While I haven’t been as active as I’d like to be here at are phantasia in the last month or so I have had the opportunity to explore some of the work of others who have. I’ve discovered some really cools stuff recently that I’d like to take a minute to share.
1. Role Play Craft
First up is a blog that I’ve been following for some time. Patrick Wesley has been doing some really fine work over at Role Play Craft offering original content for rpgs in the form of interesting NPC ideas, adventure hooks, complete adventures and campaign settings.
I’ve found Patrick’s work to be engrossing and highly original. Take for instance the campaign setting of Ghartha which he has recently fleshed out over a series of four posts (Part 1, Part 2, Part 3, Part 4). Ghartha is a subterranean “tomb world” that hearkens back to the old Swords and Sorcery pulps of authors like Robert E. Howard. From the intro:
This world setting is one that exists completely underground, in large chambers or claustrophobic tunnels. It draws inspiration from the previously mentioned authors… as well as medieval mysticism and general themes of occultism. It’s a dangerous place, with societies huddled around glowing noxious vents for life support.
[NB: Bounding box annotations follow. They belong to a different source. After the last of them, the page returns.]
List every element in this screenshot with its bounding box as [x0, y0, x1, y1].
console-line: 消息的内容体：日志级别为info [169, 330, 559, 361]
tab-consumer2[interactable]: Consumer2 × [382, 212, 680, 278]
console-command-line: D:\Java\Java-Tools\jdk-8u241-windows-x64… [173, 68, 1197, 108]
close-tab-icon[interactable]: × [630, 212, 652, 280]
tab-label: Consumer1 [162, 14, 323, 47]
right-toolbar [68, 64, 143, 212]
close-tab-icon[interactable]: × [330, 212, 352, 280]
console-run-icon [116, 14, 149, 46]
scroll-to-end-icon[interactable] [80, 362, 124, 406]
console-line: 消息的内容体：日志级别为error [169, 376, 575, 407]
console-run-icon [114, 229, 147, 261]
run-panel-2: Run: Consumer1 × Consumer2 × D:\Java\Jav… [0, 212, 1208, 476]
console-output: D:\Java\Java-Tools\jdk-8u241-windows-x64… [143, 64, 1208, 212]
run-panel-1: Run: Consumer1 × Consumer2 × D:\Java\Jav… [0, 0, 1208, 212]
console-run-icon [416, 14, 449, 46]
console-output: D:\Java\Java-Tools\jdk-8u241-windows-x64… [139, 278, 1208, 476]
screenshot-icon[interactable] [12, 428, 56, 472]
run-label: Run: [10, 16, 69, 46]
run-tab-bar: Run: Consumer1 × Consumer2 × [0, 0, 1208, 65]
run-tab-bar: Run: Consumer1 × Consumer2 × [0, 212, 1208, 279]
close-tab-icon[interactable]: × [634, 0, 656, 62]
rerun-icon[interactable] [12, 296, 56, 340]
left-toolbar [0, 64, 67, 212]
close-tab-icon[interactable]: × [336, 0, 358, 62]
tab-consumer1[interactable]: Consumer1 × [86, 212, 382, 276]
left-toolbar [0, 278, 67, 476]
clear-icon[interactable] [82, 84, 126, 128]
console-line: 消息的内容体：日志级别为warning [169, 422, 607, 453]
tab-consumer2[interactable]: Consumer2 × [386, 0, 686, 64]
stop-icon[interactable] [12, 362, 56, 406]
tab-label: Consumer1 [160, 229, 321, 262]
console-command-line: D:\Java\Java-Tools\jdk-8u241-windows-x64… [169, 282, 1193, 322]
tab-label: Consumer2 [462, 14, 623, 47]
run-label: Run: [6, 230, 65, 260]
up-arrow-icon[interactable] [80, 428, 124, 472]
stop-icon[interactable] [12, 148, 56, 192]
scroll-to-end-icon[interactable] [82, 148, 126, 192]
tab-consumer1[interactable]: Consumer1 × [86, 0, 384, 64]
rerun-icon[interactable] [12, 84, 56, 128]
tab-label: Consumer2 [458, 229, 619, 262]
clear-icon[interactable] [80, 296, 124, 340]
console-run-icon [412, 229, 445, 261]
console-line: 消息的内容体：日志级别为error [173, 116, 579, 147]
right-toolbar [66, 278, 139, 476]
Rampant religiosity is the engine of civilization, with many of the city-states ruled by classes of priests who leverage their positions with hidden knowledge and wisdom. Sacrificial rites are not uncommon, and are for the most part seen as necessary to appease those that dwell beyond the light of the vents, in the untouched darkness of the deep world.
Patrick has done an exemplary job in filling out the details of this setting, its city states, temples and cults (including my personal favorite, a cult dedicated to a worm described as “a corpulent mass of pale flesh that eats away at the core of the world,” sucking away all of its secrets). There are ample lost civilizations filled with forgotten technology, magic and lore, old gods, new gods, hideous troglodytes and much more. This is an ideal setting to use as a backdrop for a Goodman Games Dungeon Crawl Classics type campaign.
In addition a while back Patrick wrote up a very fine little adventure called Wine for Idelberry (Part 1, Part 2) which is a non-linear site-based adventure centering around the exploration of a set of ruins on the borderlands of civilization. The ruins are said to contain an extremely rare and fine vintage which the Lord of the realm would pay good coin to obtain. Yet the ruins have remained deserted for a reason. A curse hangs like a shroud upon the area and each night the dead within rise to reenact the horrifying tale of their final moments in life. Beyond the dungeon a goblin camp and several memorable NPCs within the local town of Oak Hill provide enough adventure hooks to keep a party occupied for multiple game sessions. I plan on using this adventure in my own hex crawl campaign, which is about the highest praise I can offer.
2. The Swordfish Islands
Those following my blog will know that I’ve been thinking about hex crawls quite a bit of late. So I was intrigued when a google search accidentally led me to The Swordfish Islands, a blog about a system-neutral hex-crawl. It appears as if the blog initially began as a place for a DM to post notes about the campaign setting and in which the party could keep campaign journals and such. However a few months after launching the group decided to provide more structure to the blog and have been regularly posting original content, including magical items, creature lairs and new guilds and factions.
What really caught my eye however was a recent post in which one of the blog’s authors, Jacob Hurst, offered his own take on Dungeon Design. This is a topic which I talked about at length at the end of last year, offering my own take on what a useful layout might consist in. To summarize, my view is that a useful dungeon format ought to include enough information about the locale, its features, its contents and its occupants to run an encounter without heavily relying upon improvisation, but must in addition present that information in the most economic and accessible way possible. I’ve got to say that I was impressed by how well Jacob’s format manages to accomplish this. He manages to pack in quite a bit of information into a highly condensed and easy to reference key.
Moreover, he offers a wonderful example of this model at work in the form of a very playable 2 page pdf of a Dire Boar Den. The artwork and cartography of this pdf are of a professional quality. The pdf alone is reason enough to visit the blog.
3. I’ll See It When I Believe It
Sadly Michael Prescott does not update his blog often, but when he does oh what treasures he brings! This year Michael began releasing his own unique version of one page dungeons (or as he calls them, adventure locations), which, frankly in my opinion, blow away most of the other one page dungeons I’ve seen. Thus far Michael has released 5 high quality adventure locales, my favorite of which is his latest Tannoch Rest-Of-Kings. Though he’s only allotted himself a single page to map and detail the locale Michael still manages to deliver a unique adventure full of memorable NPCs, cool original magic items, and interesting encounter locations. In fact, I’d say that Michael’s format has set the bar for me in any future one page dungeon contests I enter. I think its definitely worth your time to stop over at his blog and pick up these 5 free adventure locales.